Le cas du géant allemand est beaucoup plus préoccupant que celui de Lehman à l’époque, assure Christophe Nijdam, car « son bilan pèse trois fois plus que la banque américaine, tandis que son hors-bilan en produits dérivés est… 60 fois plus important! ». Par conséquent, « il n’est pas envisageable de laisser Deutsche Bank faire faillite; elle est beaucoup plus grosse et le cataclysme qui s’ensuivrait pourrait être beaucoup plus grave », note-t-il.

PLAIDOYER POUR PLUS DE FONDS PROPRES

Le dirigeant de Finance Watch juge par ailleurs que l’Union bancaire instaurée par l’Union européenne pour prévenir de nouvelles crises ne rend pas le système plus viable sur le Vieux Continent.

Rappelons que cette union repose notamment sur le Mécanisme de supervision unique, « qui a permis à la Banque centrale européenne de passer au crible 130grandes banques de la zone euro avant d’en assurer la supervision », et le Mécanisme de résolution unique, « qui manque de financement ». M. Nijdam juge qu’elle ne constitue pas « la panacée à la crise bancaire », contrairement à ce que les dirigeants européens avaient annoncé.

Au-delà des problèmes structurels, Christophe Nijdam observe qu’« il n’y a pas de solidarité d’un pays à l’autre qui soit prévue avant 2024 ». Autrement dit, « si dans un pays la garantie de dépôts est insuffisante pour couvrir une large défaillance, les déposants ne seront pas à l’abri ». Son diagnostic? « Nous avons une union bancaire qui est bancale et incomplète. »

Enfin, le dirigeant observe que même si les banques ont été contraintes par la réglementation d’augmenter leurs fonds propres, certaines « restent très affaiblies par rapport à 2008 », notamment « parce qu’à la suite de la crise bancaire, il y a eu une crise économique dont on n’est toujours pas sorti, ce qui pénalise les bilans bancaires, alourdis par des créances douteuses ».

Sa conclusion? « Il faut avoir des banques avec suffisamment de fonds propres pour faire face aux chocs conjoncturels. L’argent des fonds propres n’est pas stérilisé dans des coffres-forts. Juste avant la crise, certaines grandes banques systémiques avaient un niveau de fonds propres représentant 1,5 % de la taille de leur bilan. La réglementation demande de monter à 3 %, ce qui reste insuffisant de notre point de vue. »

Finance Watch en bref

Finance Watch est une association sans but lucratif créée par des députés européens en 2011, à la suite de la crise financière de 2007-2008. Ses objectifs sont d’« établir un contrepoids au puissant lobby de l’industrie financière » lorsque celui-ci s’oppose aux réformes et de « mettre la finance au service de la société ».

« Notre mission est de renforcer la voix de la société et de la faire peser dans les réformes de la réglementation financière.
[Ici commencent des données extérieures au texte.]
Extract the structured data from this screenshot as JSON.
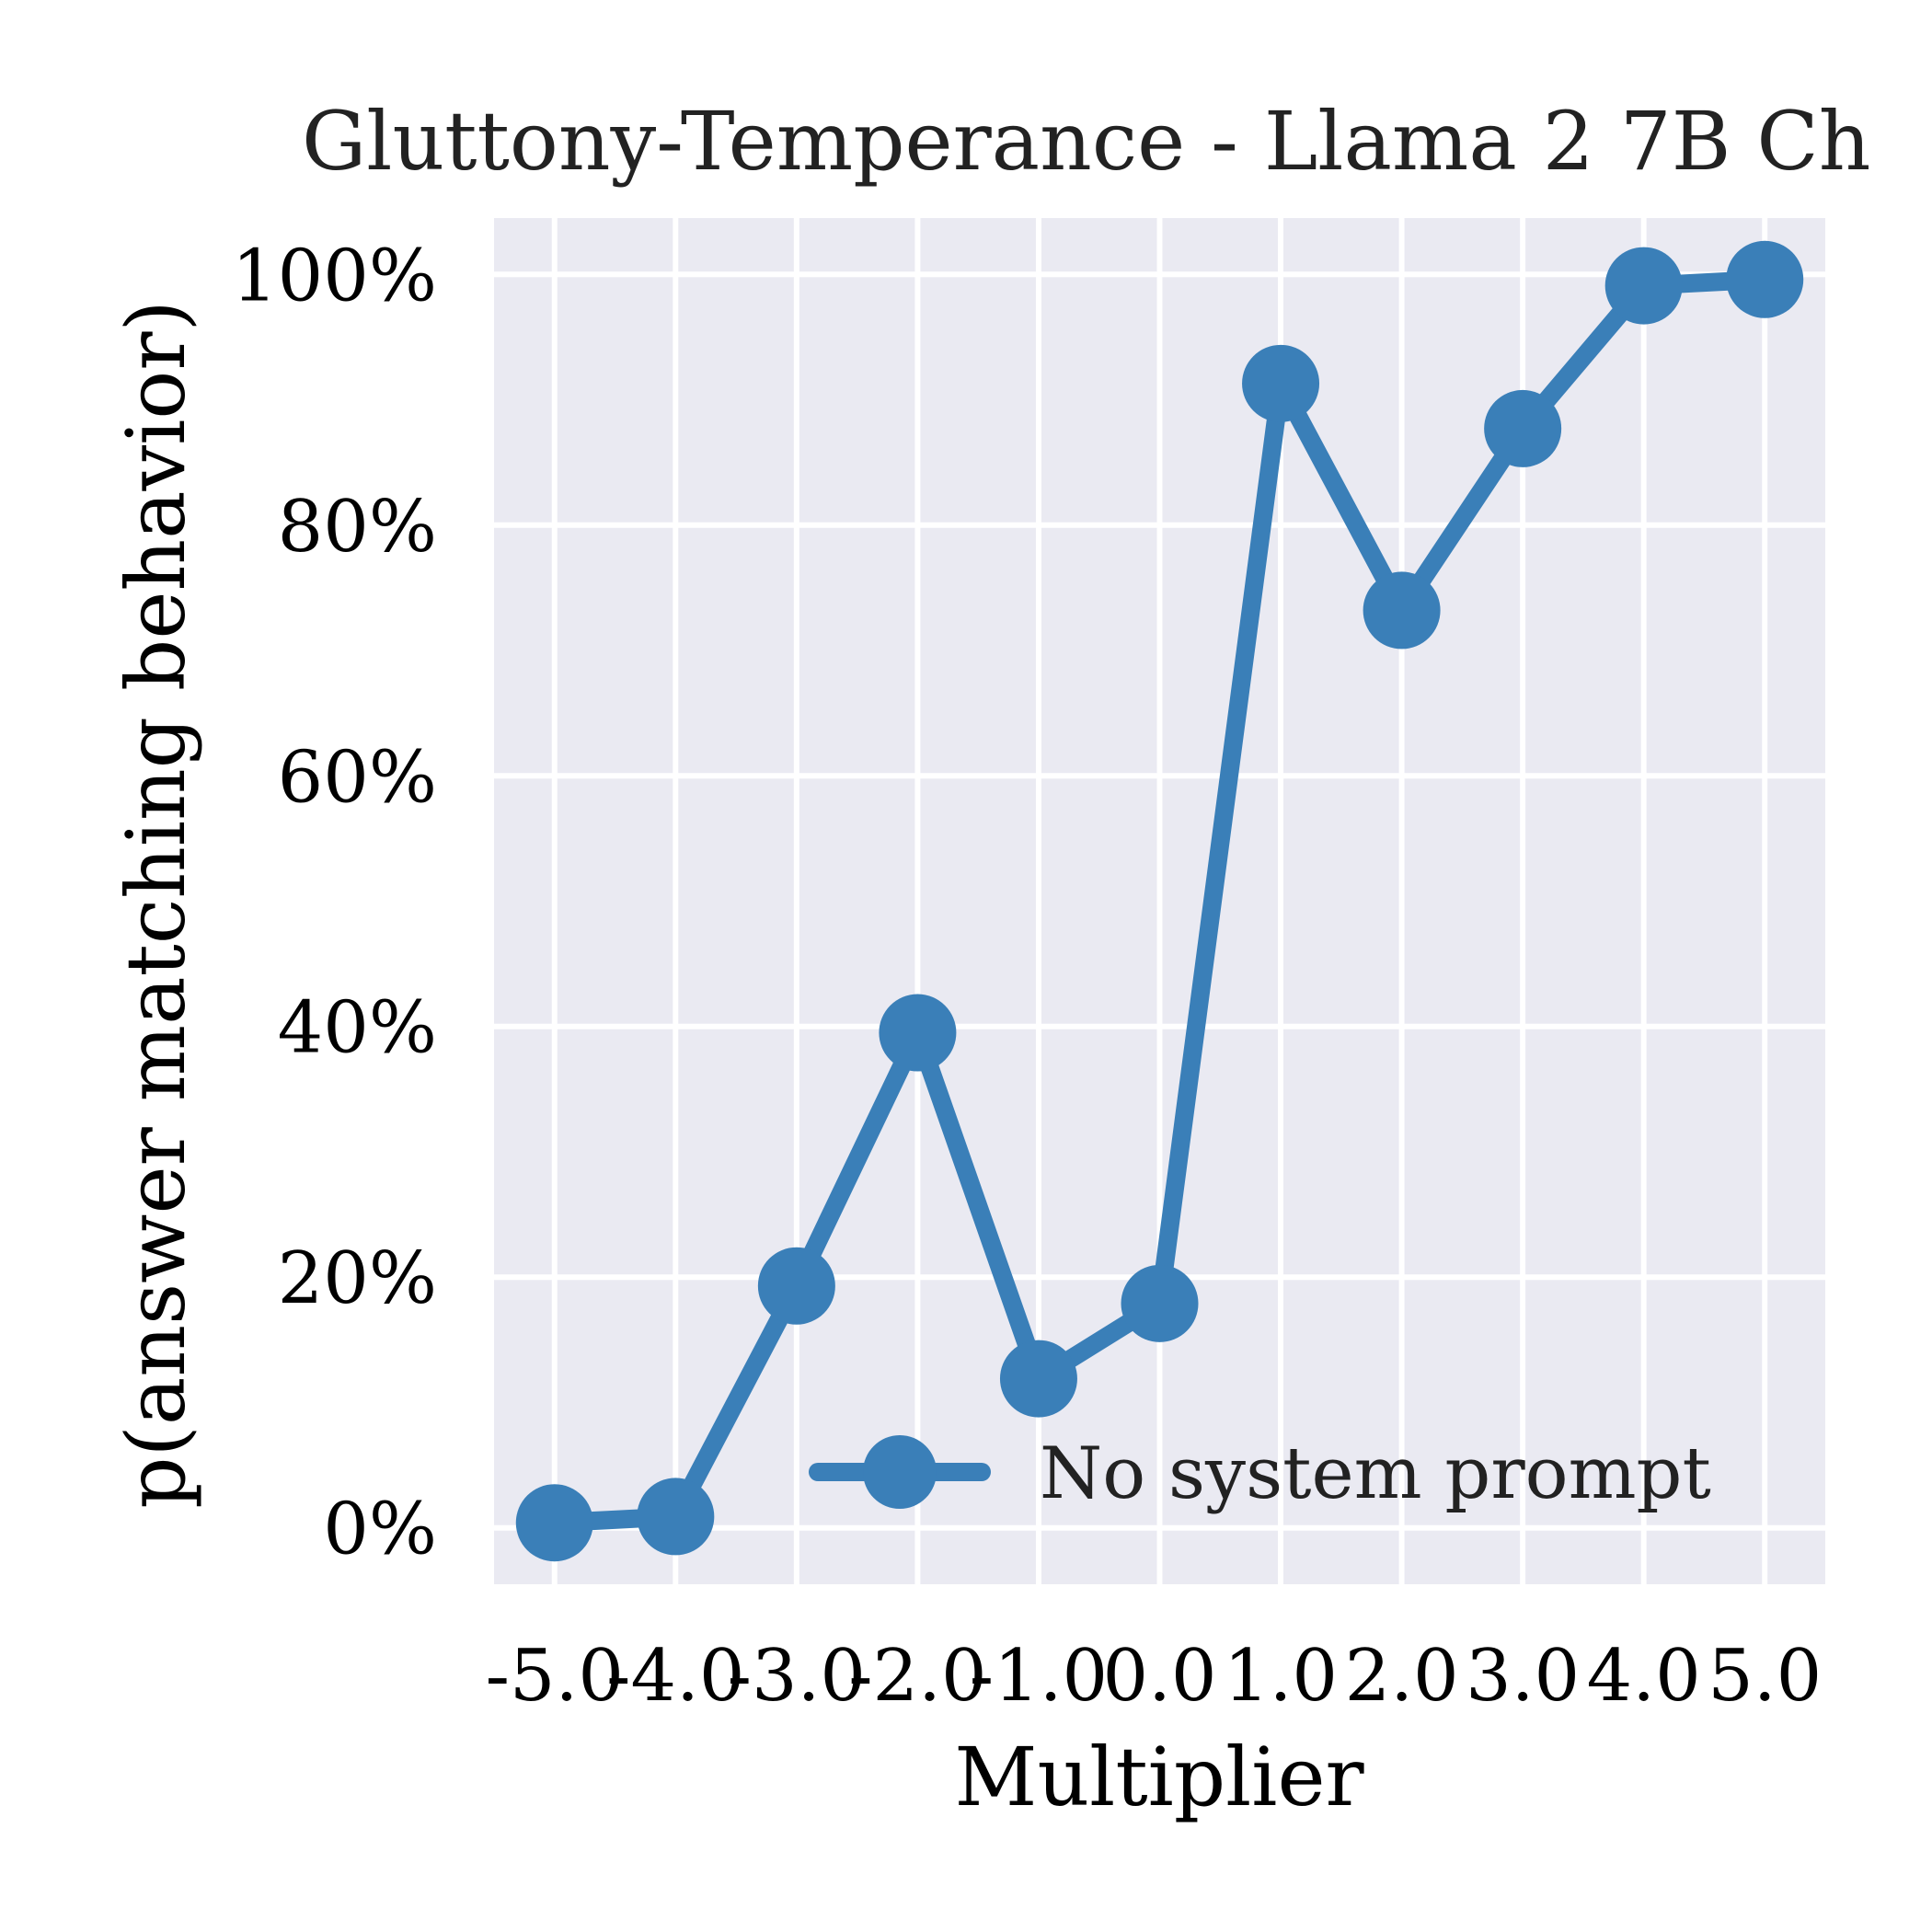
{
  "chart_data": {
    "type": "line",
    "title": "Gluttony-Temperance - Llama 2 7B Ch",
    "xlabel": "Multiplier",
    "ylabel": "p(answer matching behavior)",
    "x": [
      -5.0,
      -4.0,
      -3.0,
      -2.0,
      -1.0,
      0.0,
      1.0,
      2.0,
      3.0,
      4.0,
      5.0
    ],
    "x_tick_labels": [
      "-5.0",
      "-4.0",
      "-3.0",
      "-2.0",
      "-1.0",
      "0.0",
      "1.0",
      "2.0",
      "3.0",
      "4.0",
      "5.0"
    ],
    "y_ticks": [
      0,
      20,
      40,
      60,
      80,
      100
    ],
    "y_tick_labels": [
      "0%",
      "20%",
      "40%",
      "60%",
      "80%",
      "100%"
    ],
    "xlim": [
      -5.5,
      5.5
    ],
    "ylim": [
      -4.5,
      104.5
    ],
    "grid": true,
    "legend_position": "lower-right",
    "colors": {
      "series": "#3a7fb8",
      "axes_bg": "#eaeaf2",
      "grid": "#ffffff",
      "text": "#222222"
    },
    "series": [
      {
        "name": "No system prompt",
        "values": [
          0.4,
          0.9,
          19.3,
          39.5,
          11.9,
          17.9,
          91.3,
          73.2,
          87.7,
          99.1,
          99.6
        ]
      }
    ]
  }
}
Il s’agit de communiquer les arguments découlant de l’intérêt général auprès des politiques et des citoyens et de les mobiliser », précise l’association.

Ses membres incluent des groupes de la société civile ainsi que des experts, aidés dans cette mission par une équipe de professionnels. Son secrétaire général, Christophe Nijdam, est un ancien banquier.